Le Pen soutient Griveaux et s'en prend aux "manipulateurs d'élection". Pourtant...

POLITIQUE - Avant de joindre sa voix au chœur des politiques condamnant unanimement l’intrusion dans la vie privée de Benjamin Griveaux, qui l’a conduit ce vendredi 14 février à renoncer aux municipales 2020 de Paris, Marine Le Pen a d’abord tenu à lui faire la leçon. “Monsieur Griveaux s’est incontestablement comporté de manière irresponsable”, a tancé la présidente du Rassemblement national en marge d’un déplacement à Lunel (34), avant d’adopter un discours flirtant avec des théories complotistes. 

En évoquant l’hypothèse d’un “coup monté” contre l’ex-candidat LREM à la mairie de Paris, Marine Le Pen s’est aussi inquiétée du profil “russe anti-Poutine” de Piotr Pavlenski, l’activiste qui revendique la diffusion de messages et vidéos à caractère intime attribués à l’ancien porte-parole du gouvernement. Et d’agiter la menace de futures manœuvres visant à “déstabiliser le processus démocratique dans une élection municipale, législative ou présidentielle”.  

“Je considère que ni les juges, ni les manipulateurs, ne doivent pouvoir avoir une influence sur le cours d’une élection”, a-t-elle ajouté. Pourtant, si l’ex-candidate à la présidentielle de 2017 s’est effectivement débarrassée des juges d’instruction, elle a surtout su, avec son entourage, faire le jeu des “manipulateurs d’élection” qu’elle dénonce aujourd’hui. 

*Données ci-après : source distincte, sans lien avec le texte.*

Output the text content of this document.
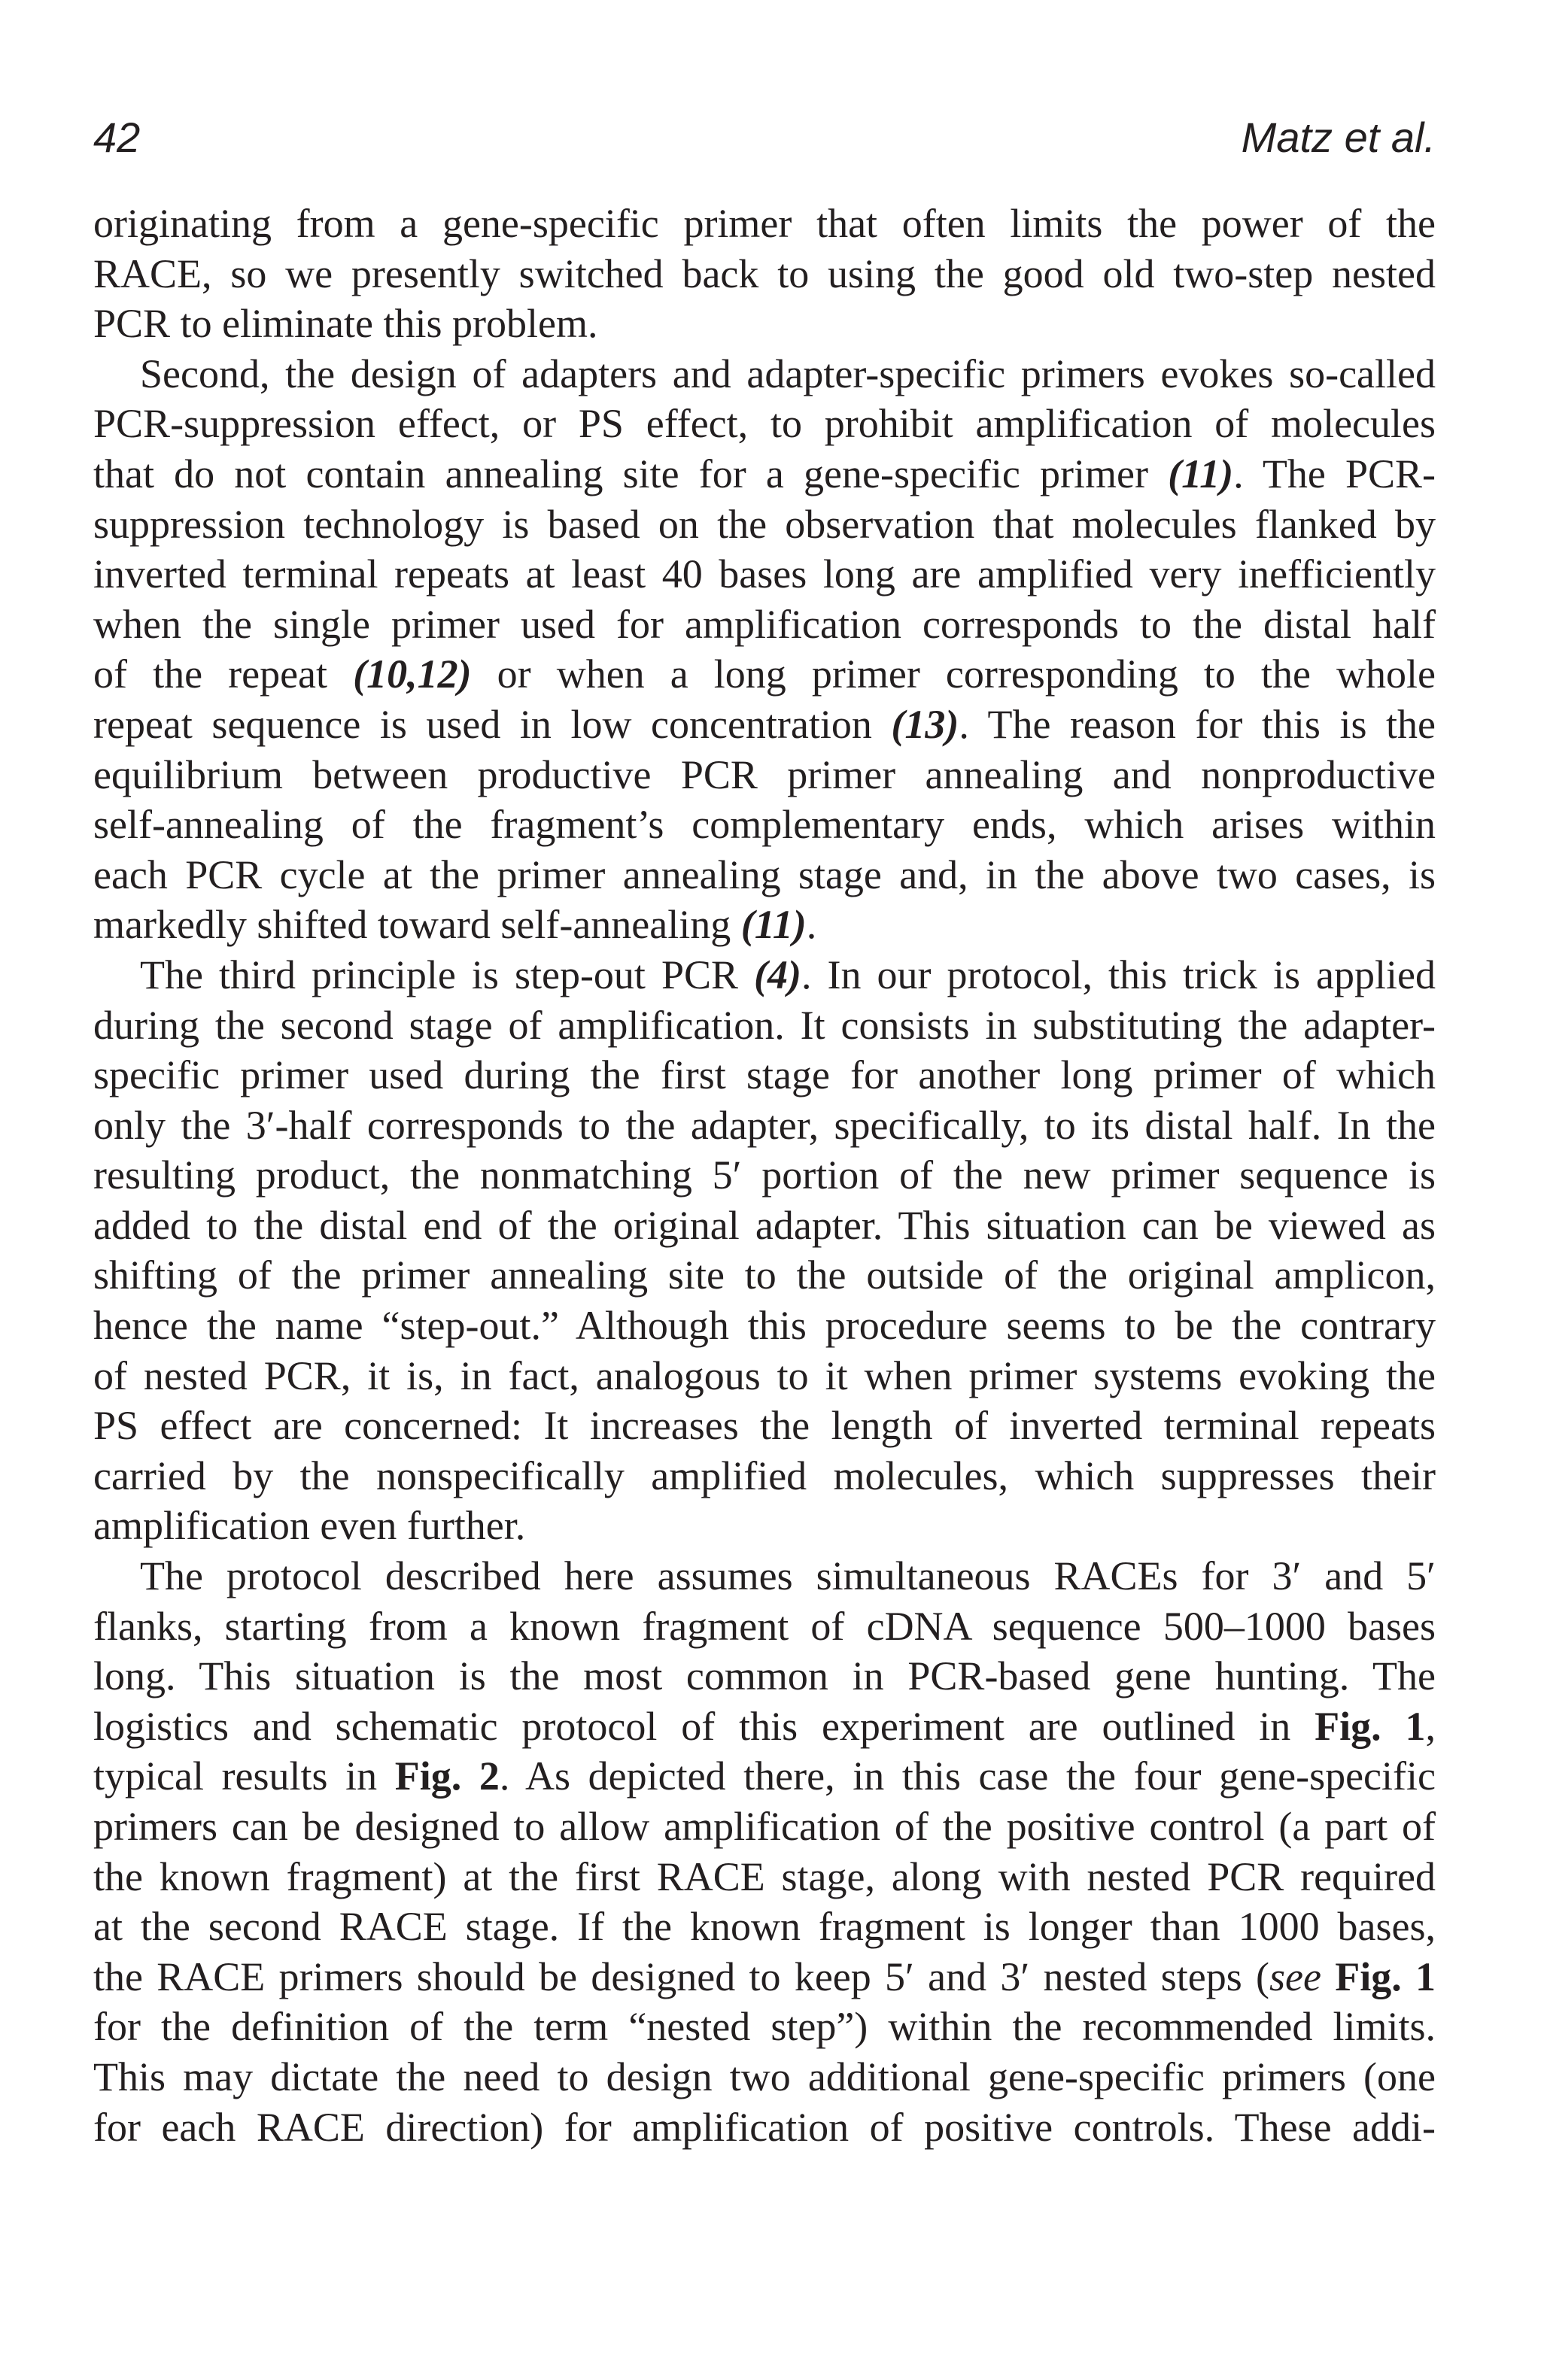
42	Matz et al.
originating from a gene-specific primer that often limits the power of the
RACE, so we presently switched back to using the good old two-step nested
PCR to eliminate this problem.
Second, the design of adapters and adapter-specific primers evokes so-called
PCR-suppression effect, or PS effect, to prohibit amplification of molecules
that do not contain annealing site for a gene-specific primer (11). The PCR-
suppression technology is based on the observation that molecules flanked by
inverted terminal repeats at least 40 bases long are amplified very inefficiently
when the single primer used for amplification corresponds to the distal half
of the repeat (10,12) or when a long primer corresponding to the whole
repeat sequence is used in low concentration (13). The reason for this is the
equilibrium between productive PCR primer annealing and nonproductive
self-annealing of the fragment’s complementary ends, which arises within
each PCR cycle at the primer annealing stage and, in the above two cases, is
markedly shifted toward self-annealing (11).
The third principle is step-out PCR (4). In our protocol, this trick is applied
during the second stage of amplification. It consists in substituting the adapter-
specific primer used during the first stage for another long primer of which
only the 3′-half corresponds to the adapter, specifically, to its distal half. In the
resulting product, the nonmatching 5′ portion of the new primer sequence is
added to the distal end of the original adapter. This situation can be viewed as
shifting of the primer annealing site to the outside of the original amplicon,
hence the name “step-out.” Although this procedure seems to be the contrary
of nested PCR, it is, in fact, analogous to it when primer systems evoking the
PS effect are concerned: It increases the length of inverted terminal repeats
carried by the nonspecifically amplified molecules, which suppresses their
amplification even further.
The protocol described here assumes simultaneous RACEs for 3′ and 5′
flanks, starting from a known fragment of cDNA sequence 500–1000 bases
long. This situation is the most common in PCR-based gene hunting. The
logistics and schematic protocol of this experiment are outlined in Fig. 1,
typical results in Fig. 2. As depicted there, in this case the four gene-specific
primers can be designed to allow amplification of the positive control (a part of
the known fragment) at the first RACE stage, along with nested PCR required
at the second RACE stage. If the known fragment is longer than 1000 bases,
the RACE primers should be designed to keep 5′ and 3′ nested steps (see Fig. 1
for the definition of the term “nested step”) within the recommended limits.
This may dictate the need to design two additional gene-specific primers (one
for each RACE direction) for amplification of positive controls. These addi-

Rumeurs et fausses informations

Notamment lors du débat de l’entre-deux-tours face à Emmanuel Macron, quand la candidate FN avait interrogé son rival sur un prétendu “compte offshore aux Bahamas”, en se basant sur des documents non vérifiés, car postés sur le forum 4chan seulement quelques heures avant le débat télé par une source non identifiée, prétendant qu’Emmanuel Macron serait coupable d’évasion fiscale. La rumeur venue d’internet, puis propagée par Marine Le Pen à 16,4 millions de téléspectateurs, reste à ce jour infondée. Une fake news parmi tant d’autres. 

Car jusqu’à la dernière minute de la campagne présidentielle, les cadres du FN (devenu RN), et leurs soutiens, ont également cherché à peser sur l’élection en relayant sur les réseaux sociaux une série de fausses informations, mais aussi les “MacronLeaks”, c’est-à-dire le contenu des boîtes mails de l’équipe du candidat d’En Marche!, piratées par des hackers liés au renseignement russe, selon Le Monde

Au soir de la défaite électorale du 7 mai 2017, Marie-Caroline Le Pen, la fille aînée du fondateur du FN, saluait malgré tout le comportement “démocratique” de son parti durant la campagne.